俺の名前は桜田安海(さくらだ・あずみ)。
人気アイドル『AZUMI』の正体。
地味な格好をしているのも、正体を隠すため。
電話の相手は、日向皇太(ひゅうが・おうた)さん。
『AZUMI』の専属マネージャー。
「しゅみましぇん・・・・」とか言っていて、凄い気弱そうなイメージを抱くけど。
実は超有名マネージャー養成学校を首席で卒業した天才マネージャー。
卒業後は大物演歌歌手や大物俳優などから直々にマネージャーになってほしいと引っ張りだこ状態だったらしい。
でも、何故だから俺に出会い、俺のマネージャーになりたいと土下座までして申し込んできた。
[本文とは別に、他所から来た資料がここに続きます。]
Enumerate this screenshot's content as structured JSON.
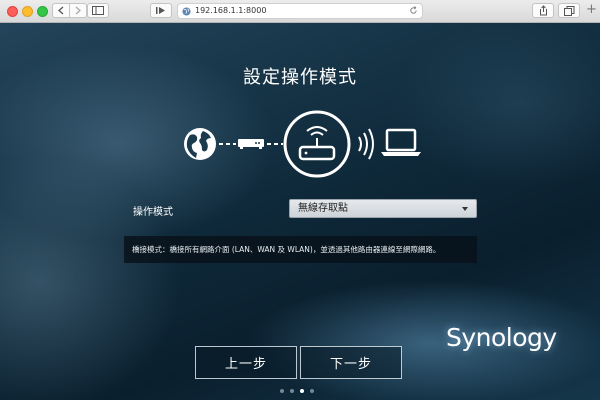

なんでも俺を見た時、俺の才能は開花すると信じていたらしい。
それが現実になるんだから、凄い。
『・・・アズミ?』
「日向さん、俺MF出る」
『本当かい!?』
「あぁ・・・」
『実は今日なんだよ!今から早退できる?』
「勿論。
俺を誰だと思っているわけ?」
『さすがアズミだね!
じゃあ、いつもの所で待ち合わせね?』
「わかった」
俺は通話終了ボタンを押す。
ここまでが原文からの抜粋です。